Every four years, a flame is lit at the ancient site of Olympia in southern Greece, carried by relay across the world, and used to ignite a cauldron in a stadium filled with athletes from nearly every nation on earth. It is a ritual at once deeply strange and utterly familiar; a bridge between a world that vanished more than fifteen centuries ago and the hyperconnected global village of today. That this bridge exists at all is one of history’s more remarkable accidents.
The Olympics did not simply survive through the ages. They died, were resurrected, were nearly killed again, survived wars and boycotts and scandals, and emerged — battered but recognisable — as the world’s most-watched sporting event. To understand why we have them, you have to understand where they came from.
Born in a sacred grove
776 BC — The ancient games
The first recorded Olympic Games took place in 776 BC, though the games almost certainly predate that year. They were held at Olympia, a religious sanctuary in the western Peloponnese, in honour of Zeus, the king of the Greek gods. The site was not a city; it was a precinct, dominated by a great temple housing a chryselephantine statue of Zeus, counted among the Seven Wonders of the Ancient World.

The early games were simple. The sole event for the first thirteen Olympiads was the stadion — a sprint of roughly 192 metres, the length of the stadium. From this single race, the games grew over centuries to include wrestling, the pentathlon, boxing, chariot racing, and the brutal pankration, a form of near-total-contact combat with almost no rules. Competitors were exclusively male, freeborn Greeks. Women were barred from even watching certain events, on pain of death.
The games created a rare moment of pan-Hellenic unity in a world defined by fractious city-states perpetually at war with one another.

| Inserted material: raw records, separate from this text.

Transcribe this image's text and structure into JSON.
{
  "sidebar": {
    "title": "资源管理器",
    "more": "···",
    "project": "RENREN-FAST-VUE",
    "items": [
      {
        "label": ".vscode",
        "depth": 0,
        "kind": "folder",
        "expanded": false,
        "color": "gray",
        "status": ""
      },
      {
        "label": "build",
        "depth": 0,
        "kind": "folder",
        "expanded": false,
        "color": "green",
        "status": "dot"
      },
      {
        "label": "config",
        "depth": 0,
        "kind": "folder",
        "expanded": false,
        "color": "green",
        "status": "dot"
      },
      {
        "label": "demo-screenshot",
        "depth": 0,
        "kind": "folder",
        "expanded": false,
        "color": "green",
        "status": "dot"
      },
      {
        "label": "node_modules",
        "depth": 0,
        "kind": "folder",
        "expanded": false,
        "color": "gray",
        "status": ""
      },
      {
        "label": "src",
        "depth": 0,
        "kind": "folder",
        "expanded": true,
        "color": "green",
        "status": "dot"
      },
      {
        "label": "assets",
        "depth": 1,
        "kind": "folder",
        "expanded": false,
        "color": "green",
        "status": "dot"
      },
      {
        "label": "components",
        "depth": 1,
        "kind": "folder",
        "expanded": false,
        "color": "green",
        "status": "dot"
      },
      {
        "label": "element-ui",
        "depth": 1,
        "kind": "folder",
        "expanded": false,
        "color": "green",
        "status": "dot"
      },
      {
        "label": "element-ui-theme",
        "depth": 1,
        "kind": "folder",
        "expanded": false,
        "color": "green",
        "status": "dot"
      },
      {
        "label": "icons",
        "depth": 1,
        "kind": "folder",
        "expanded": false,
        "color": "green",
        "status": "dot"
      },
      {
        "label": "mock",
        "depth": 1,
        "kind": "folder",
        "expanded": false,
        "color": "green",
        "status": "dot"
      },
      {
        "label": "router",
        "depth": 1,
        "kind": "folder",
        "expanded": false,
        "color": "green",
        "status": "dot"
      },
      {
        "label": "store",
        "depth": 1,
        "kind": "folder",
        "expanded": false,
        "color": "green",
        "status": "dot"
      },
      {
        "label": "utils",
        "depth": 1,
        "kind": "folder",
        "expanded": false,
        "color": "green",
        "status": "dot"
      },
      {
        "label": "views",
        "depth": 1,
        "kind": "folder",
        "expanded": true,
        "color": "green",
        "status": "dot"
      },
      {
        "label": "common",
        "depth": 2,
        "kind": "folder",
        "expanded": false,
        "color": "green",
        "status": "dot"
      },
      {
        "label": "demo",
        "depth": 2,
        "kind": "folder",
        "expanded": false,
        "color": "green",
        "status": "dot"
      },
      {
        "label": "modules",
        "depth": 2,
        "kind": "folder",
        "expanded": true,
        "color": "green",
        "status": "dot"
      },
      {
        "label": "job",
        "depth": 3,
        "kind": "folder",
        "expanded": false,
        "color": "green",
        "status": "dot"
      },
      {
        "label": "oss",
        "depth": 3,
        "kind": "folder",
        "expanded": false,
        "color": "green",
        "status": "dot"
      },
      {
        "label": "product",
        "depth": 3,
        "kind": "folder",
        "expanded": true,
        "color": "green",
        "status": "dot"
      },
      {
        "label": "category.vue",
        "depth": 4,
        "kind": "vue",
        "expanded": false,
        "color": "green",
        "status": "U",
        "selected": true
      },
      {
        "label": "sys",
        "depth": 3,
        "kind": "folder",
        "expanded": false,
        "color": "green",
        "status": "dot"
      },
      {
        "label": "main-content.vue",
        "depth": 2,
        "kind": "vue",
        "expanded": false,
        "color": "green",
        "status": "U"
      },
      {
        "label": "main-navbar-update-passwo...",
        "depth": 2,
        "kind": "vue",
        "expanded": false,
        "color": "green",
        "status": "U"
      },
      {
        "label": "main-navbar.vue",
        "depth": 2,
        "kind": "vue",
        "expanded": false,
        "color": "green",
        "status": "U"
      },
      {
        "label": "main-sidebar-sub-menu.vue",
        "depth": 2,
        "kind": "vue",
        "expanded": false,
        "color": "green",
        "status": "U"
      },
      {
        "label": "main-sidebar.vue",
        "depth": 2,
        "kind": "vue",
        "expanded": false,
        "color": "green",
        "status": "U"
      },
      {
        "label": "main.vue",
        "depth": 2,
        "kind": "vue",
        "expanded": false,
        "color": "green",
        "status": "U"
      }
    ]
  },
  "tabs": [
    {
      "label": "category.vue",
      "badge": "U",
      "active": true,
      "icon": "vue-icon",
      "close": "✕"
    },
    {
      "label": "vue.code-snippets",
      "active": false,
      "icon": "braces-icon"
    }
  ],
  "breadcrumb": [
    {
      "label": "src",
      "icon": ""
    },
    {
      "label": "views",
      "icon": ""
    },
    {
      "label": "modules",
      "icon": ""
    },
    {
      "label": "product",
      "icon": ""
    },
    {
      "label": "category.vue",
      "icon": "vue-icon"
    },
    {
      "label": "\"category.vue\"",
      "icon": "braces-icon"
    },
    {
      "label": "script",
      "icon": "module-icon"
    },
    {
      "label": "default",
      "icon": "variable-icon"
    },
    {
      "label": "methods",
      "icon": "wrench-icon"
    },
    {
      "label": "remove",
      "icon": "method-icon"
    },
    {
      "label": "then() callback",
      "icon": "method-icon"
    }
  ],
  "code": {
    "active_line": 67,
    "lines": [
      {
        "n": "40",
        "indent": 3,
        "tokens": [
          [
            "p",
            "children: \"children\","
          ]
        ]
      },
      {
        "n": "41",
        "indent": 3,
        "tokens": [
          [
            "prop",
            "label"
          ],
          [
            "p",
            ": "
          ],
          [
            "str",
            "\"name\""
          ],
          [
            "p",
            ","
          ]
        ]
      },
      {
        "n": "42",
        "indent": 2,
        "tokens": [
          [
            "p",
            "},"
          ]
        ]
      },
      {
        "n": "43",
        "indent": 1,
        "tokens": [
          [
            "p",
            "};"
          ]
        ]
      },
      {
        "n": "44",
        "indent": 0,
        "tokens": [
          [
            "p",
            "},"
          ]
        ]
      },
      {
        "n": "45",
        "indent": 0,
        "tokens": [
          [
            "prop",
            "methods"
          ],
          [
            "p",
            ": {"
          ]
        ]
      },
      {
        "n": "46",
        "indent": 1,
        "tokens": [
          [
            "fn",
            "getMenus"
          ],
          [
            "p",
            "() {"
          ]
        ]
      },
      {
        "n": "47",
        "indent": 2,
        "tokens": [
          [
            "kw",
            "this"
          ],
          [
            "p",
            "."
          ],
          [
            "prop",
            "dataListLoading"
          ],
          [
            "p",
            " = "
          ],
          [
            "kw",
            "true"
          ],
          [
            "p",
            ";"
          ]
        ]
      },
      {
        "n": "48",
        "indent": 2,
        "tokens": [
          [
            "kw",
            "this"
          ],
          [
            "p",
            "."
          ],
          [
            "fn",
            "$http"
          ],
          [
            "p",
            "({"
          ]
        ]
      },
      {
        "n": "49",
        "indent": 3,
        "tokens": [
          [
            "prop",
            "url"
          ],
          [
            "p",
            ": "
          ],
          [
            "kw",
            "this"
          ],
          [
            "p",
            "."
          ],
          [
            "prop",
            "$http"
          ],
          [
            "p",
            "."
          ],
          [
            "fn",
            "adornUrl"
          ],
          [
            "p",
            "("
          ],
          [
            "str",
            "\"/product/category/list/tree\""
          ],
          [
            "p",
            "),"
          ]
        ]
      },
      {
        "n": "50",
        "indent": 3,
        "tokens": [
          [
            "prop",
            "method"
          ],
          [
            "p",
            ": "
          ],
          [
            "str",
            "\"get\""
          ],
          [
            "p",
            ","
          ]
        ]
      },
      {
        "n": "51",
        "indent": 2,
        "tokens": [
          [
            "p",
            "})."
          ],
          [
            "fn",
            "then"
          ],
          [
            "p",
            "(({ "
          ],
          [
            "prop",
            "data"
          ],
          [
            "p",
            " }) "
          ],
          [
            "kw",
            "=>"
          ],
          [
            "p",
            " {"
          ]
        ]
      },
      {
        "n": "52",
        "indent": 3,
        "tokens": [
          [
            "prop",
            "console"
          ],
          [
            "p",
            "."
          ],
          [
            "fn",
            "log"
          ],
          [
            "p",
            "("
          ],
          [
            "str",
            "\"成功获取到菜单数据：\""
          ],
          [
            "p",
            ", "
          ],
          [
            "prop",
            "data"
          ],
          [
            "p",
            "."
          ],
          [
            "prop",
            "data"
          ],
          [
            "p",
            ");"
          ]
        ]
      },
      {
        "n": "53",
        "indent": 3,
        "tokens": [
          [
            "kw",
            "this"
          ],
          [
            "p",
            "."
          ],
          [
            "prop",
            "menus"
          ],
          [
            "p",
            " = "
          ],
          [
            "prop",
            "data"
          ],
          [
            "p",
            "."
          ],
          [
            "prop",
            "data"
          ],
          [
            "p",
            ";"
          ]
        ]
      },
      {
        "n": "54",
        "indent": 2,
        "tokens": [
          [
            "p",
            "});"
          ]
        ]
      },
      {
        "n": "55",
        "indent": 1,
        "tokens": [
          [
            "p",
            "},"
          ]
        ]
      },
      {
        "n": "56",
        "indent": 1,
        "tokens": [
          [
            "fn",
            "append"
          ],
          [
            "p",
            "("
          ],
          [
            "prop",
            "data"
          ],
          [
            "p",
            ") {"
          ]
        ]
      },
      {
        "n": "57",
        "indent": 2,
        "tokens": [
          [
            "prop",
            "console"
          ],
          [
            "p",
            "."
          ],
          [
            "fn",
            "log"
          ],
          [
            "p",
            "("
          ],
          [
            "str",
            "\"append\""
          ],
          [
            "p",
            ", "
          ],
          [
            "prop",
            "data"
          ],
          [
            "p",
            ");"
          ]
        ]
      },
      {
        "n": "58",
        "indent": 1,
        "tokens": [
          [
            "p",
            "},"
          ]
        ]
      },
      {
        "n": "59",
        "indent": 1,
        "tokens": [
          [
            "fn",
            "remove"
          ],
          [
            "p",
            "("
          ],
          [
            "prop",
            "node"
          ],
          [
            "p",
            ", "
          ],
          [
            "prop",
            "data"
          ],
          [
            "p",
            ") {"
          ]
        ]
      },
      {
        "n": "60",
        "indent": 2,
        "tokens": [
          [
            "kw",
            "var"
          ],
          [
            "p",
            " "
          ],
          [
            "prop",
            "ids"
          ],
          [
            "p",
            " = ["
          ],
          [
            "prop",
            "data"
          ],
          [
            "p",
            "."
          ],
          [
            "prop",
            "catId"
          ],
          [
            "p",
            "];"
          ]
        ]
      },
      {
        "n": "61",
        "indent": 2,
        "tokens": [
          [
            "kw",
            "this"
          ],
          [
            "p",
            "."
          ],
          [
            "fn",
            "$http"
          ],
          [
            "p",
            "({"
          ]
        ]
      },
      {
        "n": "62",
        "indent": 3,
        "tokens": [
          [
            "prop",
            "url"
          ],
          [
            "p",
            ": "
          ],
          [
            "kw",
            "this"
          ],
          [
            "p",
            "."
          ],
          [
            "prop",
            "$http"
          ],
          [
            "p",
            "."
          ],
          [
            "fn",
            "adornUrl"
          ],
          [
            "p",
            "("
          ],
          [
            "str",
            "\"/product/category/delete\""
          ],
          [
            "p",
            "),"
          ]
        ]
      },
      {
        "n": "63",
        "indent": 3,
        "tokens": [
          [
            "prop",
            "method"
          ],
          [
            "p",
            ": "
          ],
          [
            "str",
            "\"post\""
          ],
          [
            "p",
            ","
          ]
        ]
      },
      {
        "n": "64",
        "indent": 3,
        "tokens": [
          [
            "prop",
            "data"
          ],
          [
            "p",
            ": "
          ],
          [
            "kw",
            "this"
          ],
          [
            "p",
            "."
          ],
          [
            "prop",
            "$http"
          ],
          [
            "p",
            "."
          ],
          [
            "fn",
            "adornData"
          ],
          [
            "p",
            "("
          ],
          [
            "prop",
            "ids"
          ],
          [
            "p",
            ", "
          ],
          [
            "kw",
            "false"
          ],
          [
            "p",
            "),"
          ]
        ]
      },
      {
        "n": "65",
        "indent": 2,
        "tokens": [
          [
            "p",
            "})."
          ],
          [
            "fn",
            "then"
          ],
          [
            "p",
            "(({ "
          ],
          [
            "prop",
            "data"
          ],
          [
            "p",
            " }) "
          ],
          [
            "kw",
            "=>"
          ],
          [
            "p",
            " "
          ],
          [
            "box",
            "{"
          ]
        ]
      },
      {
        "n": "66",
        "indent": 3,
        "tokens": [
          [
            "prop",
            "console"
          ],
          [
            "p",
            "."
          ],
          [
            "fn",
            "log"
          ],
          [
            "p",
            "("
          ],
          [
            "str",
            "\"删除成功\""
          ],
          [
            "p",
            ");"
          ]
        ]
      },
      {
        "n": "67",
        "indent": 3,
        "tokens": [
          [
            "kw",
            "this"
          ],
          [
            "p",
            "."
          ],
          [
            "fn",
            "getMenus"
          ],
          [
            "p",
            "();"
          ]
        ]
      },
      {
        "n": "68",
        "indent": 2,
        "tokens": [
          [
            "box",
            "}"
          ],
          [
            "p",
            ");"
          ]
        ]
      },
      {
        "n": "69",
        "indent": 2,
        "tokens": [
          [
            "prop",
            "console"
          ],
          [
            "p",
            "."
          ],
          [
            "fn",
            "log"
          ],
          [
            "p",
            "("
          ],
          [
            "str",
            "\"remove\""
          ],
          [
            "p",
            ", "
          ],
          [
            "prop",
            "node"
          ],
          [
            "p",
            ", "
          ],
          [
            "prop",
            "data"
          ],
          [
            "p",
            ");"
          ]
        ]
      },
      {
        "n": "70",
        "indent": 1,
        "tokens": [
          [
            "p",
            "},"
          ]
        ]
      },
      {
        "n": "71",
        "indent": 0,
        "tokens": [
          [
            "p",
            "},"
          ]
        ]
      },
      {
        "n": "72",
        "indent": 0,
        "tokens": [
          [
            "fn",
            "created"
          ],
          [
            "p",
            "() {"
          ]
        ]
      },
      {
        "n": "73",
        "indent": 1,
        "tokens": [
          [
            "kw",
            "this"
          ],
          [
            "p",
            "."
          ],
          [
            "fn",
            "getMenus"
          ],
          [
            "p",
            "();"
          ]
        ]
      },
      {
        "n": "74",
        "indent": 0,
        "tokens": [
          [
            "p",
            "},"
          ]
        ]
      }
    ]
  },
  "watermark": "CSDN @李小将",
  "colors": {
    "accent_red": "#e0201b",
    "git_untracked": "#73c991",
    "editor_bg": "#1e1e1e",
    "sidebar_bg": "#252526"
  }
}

The games continued for over a thousand years. They outlasted the classical city-states, survived Alexander’s conquests, and persisted through Roman rule, when they were opened to athletes from across the empire. It was, however, the Romans who eventually degraded what they had absorbed. The Emperor Nero famously competed at Olympia in AD 67, entered the chariot race with ten horses, fell off, failed to finish, and was declared the winner anyway.
The games limped on, increasingly hollow, until AD 393, when the Christian Emperor Theodosius I banned all pagan festivals. Olympia fell into ruin, its temples eventually toppled by earthquakes and floods, and the games were forgotten for fifteen centuries.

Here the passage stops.